To find out how the COVID-19 virus survives on surfaces, researchers in India are exploring the drying times of thin liquid films that persist on surfaces after most respiratory droplets evaporate. While the drying time of typical respiratory droplets is on the order of seconds, the survival time of the COVID-19 virus was found to be on the order of hours. In Physics of Fluids, the researchers describe how a nanometers-thick liquid film clings to the surface, allowing the virus to survive.

Face Masks Slow Spread of COVID-19; Types of Masks, Length of Use Matter

Using face masks to help slow the spread of COVID-19 has been widely recommended by health professionals. This has triggered studies of the materials, design, and other issues affecting the way face masks work. In Physics of Fluids, investigators looked at research on face masks and their use and summarized what we know about the way they filter or block the virus. They also summarize design issues that still need to be addressed.

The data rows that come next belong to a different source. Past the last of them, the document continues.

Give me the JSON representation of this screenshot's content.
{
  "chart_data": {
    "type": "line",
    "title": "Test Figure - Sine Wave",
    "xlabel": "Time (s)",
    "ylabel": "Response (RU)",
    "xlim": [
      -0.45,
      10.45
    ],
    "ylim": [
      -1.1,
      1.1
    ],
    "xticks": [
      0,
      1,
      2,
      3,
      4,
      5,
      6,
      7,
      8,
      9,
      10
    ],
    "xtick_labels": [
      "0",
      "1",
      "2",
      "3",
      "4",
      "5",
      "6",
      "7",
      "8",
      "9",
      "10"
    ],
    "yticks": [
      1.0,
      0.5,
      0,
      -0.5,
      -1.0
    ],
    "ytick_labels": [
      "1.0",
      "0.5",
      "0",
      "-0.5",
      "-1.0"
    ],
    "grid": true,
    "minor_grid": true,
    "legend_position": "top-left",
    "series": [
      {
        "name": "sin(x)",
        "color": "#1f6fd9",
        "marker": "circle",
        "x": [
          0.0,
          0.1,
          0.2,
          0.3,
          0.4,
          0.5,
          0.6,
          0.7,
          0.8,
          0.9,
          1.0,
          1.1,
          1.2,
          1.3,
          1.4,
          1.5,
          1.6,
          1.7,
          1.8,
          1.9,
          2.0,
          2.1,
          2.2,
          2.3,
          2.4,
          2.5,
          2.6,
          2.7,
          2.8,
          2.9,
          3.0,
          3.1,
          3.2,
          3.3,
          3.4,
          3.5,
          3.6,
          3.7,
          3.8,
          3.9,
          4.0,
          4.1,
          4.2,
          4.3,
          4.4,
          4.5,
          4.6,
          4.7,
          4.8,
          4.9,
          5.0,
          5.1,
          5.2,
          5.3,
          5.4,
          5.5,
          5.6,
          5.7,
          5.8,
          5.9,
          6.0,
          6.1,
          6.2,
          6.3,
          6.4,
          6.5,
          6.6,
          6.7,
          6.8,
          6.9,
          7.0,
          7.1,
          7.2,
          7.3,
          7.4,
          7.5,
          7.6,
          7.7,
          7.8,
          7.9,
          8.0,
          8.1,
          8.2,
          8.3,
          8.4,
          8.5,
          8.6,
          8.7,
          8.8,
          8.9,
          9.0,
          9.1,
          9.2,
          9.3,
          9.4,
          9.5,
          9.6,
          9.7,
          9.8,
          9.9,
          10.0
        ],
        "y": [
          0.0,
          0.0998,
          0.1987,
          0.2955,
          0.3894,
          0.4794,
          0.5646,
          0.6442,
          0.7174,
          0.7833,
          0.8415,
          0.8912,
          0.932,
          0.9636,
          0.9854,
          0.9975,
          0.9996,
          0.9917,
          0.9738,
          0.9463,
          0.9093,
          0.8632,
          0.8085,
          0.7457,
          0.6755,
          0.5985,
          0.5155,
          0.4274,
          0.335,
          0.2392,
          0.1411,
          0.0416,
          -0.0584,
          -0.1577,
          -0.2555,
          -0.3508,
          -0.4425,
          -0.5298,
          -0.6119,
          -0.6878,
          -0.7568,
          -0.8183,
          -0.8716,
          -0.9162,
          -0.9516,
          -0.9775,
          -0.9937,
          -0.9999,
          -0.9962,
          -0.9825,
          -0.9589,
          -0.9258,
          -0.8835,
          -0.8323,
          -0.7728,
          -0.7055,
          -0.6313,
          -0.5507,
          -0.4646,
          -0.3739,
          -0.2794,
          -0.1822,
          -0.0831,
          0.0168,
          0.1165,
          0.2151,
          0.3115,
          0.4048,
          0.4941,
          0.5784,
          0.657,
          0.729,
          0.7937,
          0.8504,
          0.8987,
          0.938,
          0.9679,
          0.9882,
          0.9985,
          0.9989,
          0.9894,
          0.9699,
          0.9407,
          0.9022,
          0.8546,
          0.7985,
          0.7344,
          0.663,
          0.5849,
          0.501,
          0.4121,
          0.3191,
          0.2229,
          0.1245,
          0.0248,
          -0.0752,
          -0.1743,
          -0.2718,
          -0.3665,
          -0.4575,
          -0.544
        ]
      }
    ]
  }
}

What’s That Growing on Your Face Mask?

Many people reuse masks and other face coverings many times without sanitizing them. That is likely because current sanitization methods can be cumbersome. A new device using a hanging rack and UV-C light can sterilize up to six masks and other items simultaneously and quickly, killing bacteria, yeasts, mold spores, and viruses. This device has shown its efficacy against pathogens including the highly-contagious E-coli, which was eradicated in about one minute.

COVID-19 Cough Clouds in Closed Spaces

As the pandemic continues, researchers have increasingly focused on the extent to which respiratory droplets carrying the coronavirus travel and contaminate the air after an infected person coughs. While scientists have studied the properties of air at the mouth, less is known about how these properties change as the cough cloud travels. In Physics of Fluids, researchers estimate the evolving volume of the cough cloud and quantify the reduction in its volume in the presence of a face mask.

Respiratory Droplet Motion, Evaporation and Spread of COVID-19-Type Pandemics

It is well established the COVID-19 virus is transmitted via respiratory droplets. Consequently, much research targets better understanding droplet motion and evaporation. In Physics of Fluids, researchers developed a mathematical model for the early phases of a COVID-19-like pandemic using the aerodynamics and evaporation characteristics of respiratory droplets. The researchers modeled the pandemic dynamics with a reaction mechanism and then compared the droplet cloud ejected by an infected person versus one by a healthy person.